Barriers to unofficial radiation measurements – vital in order to speed up vital clean-up efforts – remain formidable. Bureaucratic hurdles, overstretched local officials and an absence of funding are particular issues for foreign and Japanese researchers wishing to make a contribution.

Some see in ongoing obstructionism from Japanese officials a deliberate attempt to downplay the scale of the problems, as opposed to attempts to simply avoid undue concern among the population. One such critic is Dr Andrew Kanter of Columbia University, a member of Physicians for Social Responsibility.

"The last six months have shown a continued pattern of secrecy, cover-up, and minimization,” he said on Wednesday. “[The] news media and some so-called authorities have repeated the false information that doses under 100 millisieverts have no health effects. All radiation doses have some effect, particularly when large populations are exposed.”

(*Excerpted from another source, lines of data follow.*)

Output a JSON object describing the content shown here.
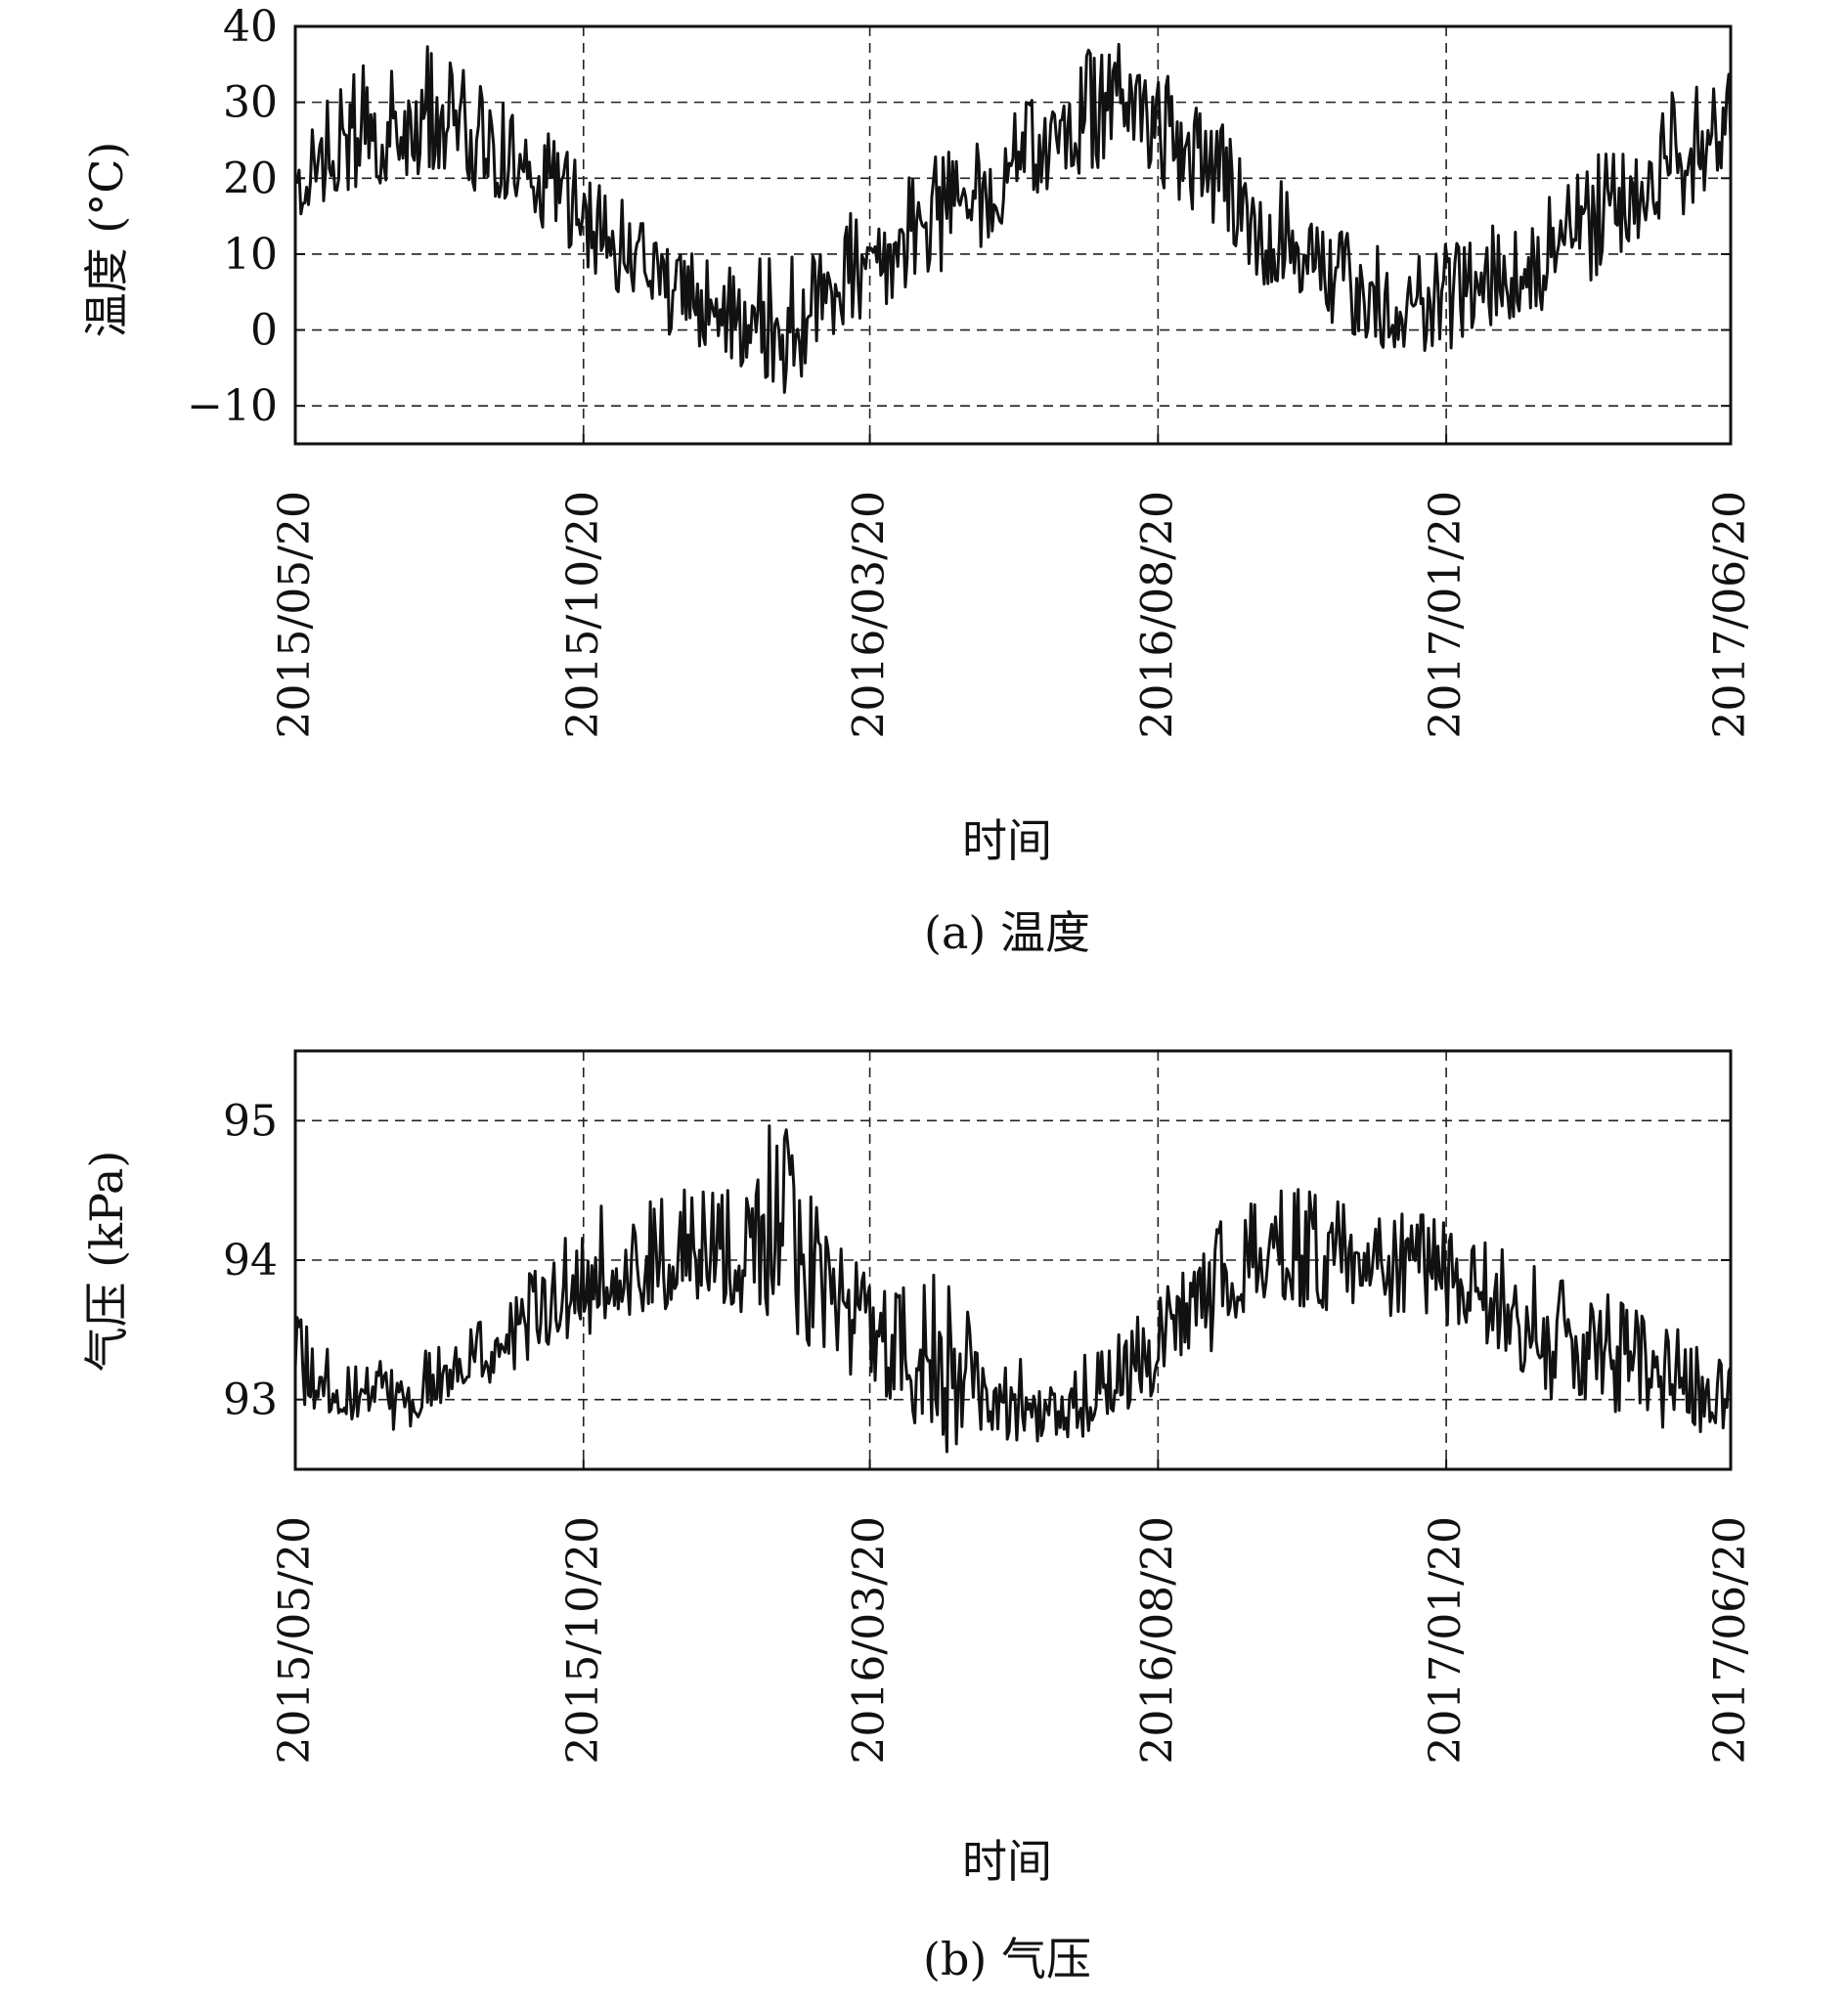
{
  "chart_data": [
    {
      "type": "line",
      "caption": "(a) 温度",
      "xlabel": "时间",
      "ylabel": "温度 (°C)",
      "xlim": [
        "2015/05/20",
        "2017/06/20"
      ],
      "ylim": [
        -15,
        40
      ],
      "x_ticks": [
        "2015/05/20",
        "2015/10/20",
        "2016/03/20",
        "2016/08/20",
        "2017/01/20",
        "2017/06/20"
      ],
      "y_ticks": [
        -10,
        0,
        10,
        20,
        30,
        40
      ],
      "y_tick_labels": [
        "−10",
        "0",
        "10",
        "20",
        "30",
        "40"
      ],
      "grid": true,
      "line_color": "#111111",
      "series": [
        {
          "x": [
            "2015/05/20",
            "2015/06/01",
            "2015/06/15",
            "2015/07/01",
            "2015/07/15",
            "2015/08/01",
            "2015/08/15",
            "2015/09/01",
            "2015/09/15",
            "2015/10/01",
            "2015/10/15",
            "2015/11/01",
            "2015/11/15",
            "2015/12/01",
            "2015/12/15",
            "2016/01/01",
            "2016/01/15",
            "2016/02/01",
            "2016/02/15",
            "2016/03/01",
            "2016/03/15",
            "2016/04/01",
            "2016/04/15",
            "2016/05/01",
            "2016/05/15",
            "2016/06/01",
            "2016/06/15",
            "2016/07/01",
            "2016/07/15",
            "2016/08/01",
            "2016/08/15",
            "2016/09/01",
            "2016/09/15",
            "2016/10/01",
            "2016/10/15",
            "2016/11/01",
            "2016/11/15",
            "2016/12/01",
            "2016/12/15",
            "2017/01/01",
            "2017/01/15",
            "2017/02/01",
            "2017/02/15",
            "2017/03/01",
            "2017/03/15",
            "2017/04/01",
            "2017/04/15",
            "2017/05/01",
            "2017/05/15",
            "2017/06/01",
            "2017/06/20"
          ],
          "y": [
            20,
            22,
            24,
            25,
            27,
            28,
            26,
            24,
            21,
            19,
            16,
            12,
            10,
            7,
            4,
            2,
            1,
            0,
            2,
            5,
            8,
            11,
            14,
            16,
            18,
            21,
            24,
            27,
            28,
            29,
            28,
            25,
            21,
            17,
            13,
            10,
            7,
            4,
            3,
            2,
            3,
            4,
            6,
            8,
            10,
            13,
            16,
            19,
            22,
            24,
            26
          ],
          "min": [
            15,
            16,
            18,
            19,
            20,
            21,
            19,
            17,
            15,
            13,
            8,
            6,
            3,
            0,
            -3,
            -4,
            -6,
            -9,
            -6,
            -2,
            1,
            4,
            7,
            8,
            10,
            13,
            16,
            19,
            20,
            22,
            20,
            17,
            14,
            10,
            6,
            3,
            0,
            -2,
            -3,
            -4,
            -4,
            -3,
            -1,
            1,
            3,
            5,
            8,
            11,
            14,
            16,
            19
          ],
          "max": [
            28,
            30,
            33,
            36,
            38,
            39,
            35,
            32,
            29,
            26,
            23,
            19,
            16,
            13,
            11,
            9,
            8,
            12,
            11,
            14,
            17,
            20,
            22,
            24,
            27,
            30,
            33,
            36,
            37,
            38,
            36,
            32,
            29,
            26,
            22,
            18,
            15,
            13,
            11,
            10,
            11,
            12,
            14,
            16,
            18,
            21,
            24,
            28,
            32,
            34,
            35
          ]
        }
      ]
    },
    {
      "type": "line",
      "caption": "(b) 气压",
      "xlabel": "时间",
      "ylabel": "气压 (kPa)",
      "xlim": [
        "2015/05/20",
        "2017/06/20"
      ],
      "ylim": [
        92.5,
        95.5
      ],
      "x_ticks": [
        "2015/05/20",
        "2015/10/20",
        "2016/03/20",
        "2016/08/20",
        "2017/01/20",
        "2017/06/20"
      ],
      "y_ticks": [
        93,
        94,
        95
      ],
      "y_tick_labels": [
        "93",
        "94",
        "95"
      ],
      "grid": true,
      "line_color": "#111111",
      "series": [
        {
          "x": [
            "2015/05/20",
            "2015/06/01",
            "2015/06/15",
            "2015/07/01",
            "2015/07/15",
            "2015/08/01",
            "2015/08/15",
            "2015/09/01",
            "2015/09/15",
            "2015/10/01",
            "2015/10/15",
            "2015/11/01",
            "2015/11/15",
            "2015/12/01",
            "2015/12/15",
            "2016/01/01",
            "2016/01/15",
            "2016/02/01",
            "2016/02/15",
            "2016/03/01",
            "2016/03/15",
            "2016/04/01",
            "2016/04/15",
            "2016/05/01",
            "2016/05/15",
            "2016/06/01",
            "2016/06/15",
            "2016/07/01",
            "2016/07/15",
            "2016/08/01",
            "2016/08/15",
            "2016/09/01",
            "2016/09/15",
            "2016/10/01",
            "2016/10/15",
            "2016/11/01",
            "2016/11/15",
            "2016/12/01",
            "2016/12/15",
            "2017/01/01",
            "2017/01/15",
            "2017/02/01",
            "2017/02/15",
            "2017/03/01",
            "2017/03/15",
            "2017/04/01",
            "2017/04/15",
            "2017/05/01",
            "2017/05/15",
            "2017/06/01",
            "2017/06/20"
          ],
          "y": [
            93.2,
            93.1,
            93.0,
            93.0,
            92.95,
            93.1,
            93.2,
            93.3,
            93.45,
            93.6,
            93.75,
            93.85,
            93.9,
            93.95,
            94.0,
            94.05,
            94.0,
            94.1,
            94.0,
            93.8,
            93.55,
            93.4,
            93.3,
            93.2,
            93.1,
            93.0,
            92.95,
            92.95,
            93.0,
            93.05,
            93.3,
            93.5,
            93.7,
            93.85,
            94.0,
            94.05,
            94.05,
            94.0,
            93.95,
            94.0,
            93.95,
            93.9,
            93.75,
            93.6,
            93.45,
            93.35,
            93.3,
            93.25,
            93.2,
            93.1,
            93.05
          ],
          "min": [
            93.0,
            92.9,
            92.85,
            92.8,
            92.75,
            92.9,
            93.0,
            93.1,
            93.2,
            93.35,
            93.45,
            93.5,
            93.6,
            93.6,
            93.65,
            93.7,
            93.6,
            93.5,
            93.4,
            93.2,
            93.0,
            92.9,
            92.8,
            92.6,
            92.8,
            92.7,
            92.65,
            92.7,
            92.75,
            92.85,
            93.0,
            93.2,
            93.3,
            93.5,
            93.6,
            93.65,
            93.65,
            93.6,
            93.6,
            93.6,
            93.55,
            93.5,
            93.35,
            93.2,
            93.0,
            92.95,
            92.9,
            92.85,
            92.8,
            92.75,
            92.8
          ],
          "max": [
            93.6,
            93.5,
            93.3,
            93.3,
            93.2,
            93.4,
            93.5,
            93.6,
            93.8,
            94.1,
            94.3,
            94.5,
            94.4,
            94.6,
            94.5,
            94.5,
            94.5,
            95.2,
            94.55,
            94.3,
            94.0,
            93.9,
            93.8,
            94.0,
            93.5,
            93.4,
            93.3,
            93.3,
            93.35,
            93.5,
            93.7,
            93.9,
            94.1,
            94.5,
            94.4,
            94.6,
            94.45,
            94.4,
            94.3,
            94.35,
            94.3,
            94.2,
            94.2,
            94.0,
            93.95,
            93.8,
            93.8,
            93.7,
            93.6,
            93.4,
            93.3
          ]
        }
      ]
    }
  ]
}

Kanter also lambasted the Japanese government's decision to increase the maximum allowed dose for citizens of Fukushima (including children) from 1 millisieverts per year to 20 millisieverts. He claims that children are several times more susceptible to radiation. “[This measure] is unacceptable and remains in place despite vehement public and international pressure."

Despite the ongoing confusion over the true environmental and health effects of the Fukushima disaster, public support for nuclear power in countries such as the UK remains strong. A poll conducted by Populus on 2050 people showed that the number of Britons who believed the benefits of nuclear power outweighed the risks had continued to rise over the past year regardless of events in Fukushima.

Support among men (58%) was significantly stronger than women (25%). While it remains unclear whether poor public awareness of the evolving situation in Japan has had any bearing on the result, additional findings suggest the disaster has at the very least prompted a rethink on the risks of nuclear power. While waste management previously figured among the main concerns about nuclear power, that issue has now been replaced by the risk of a major accident.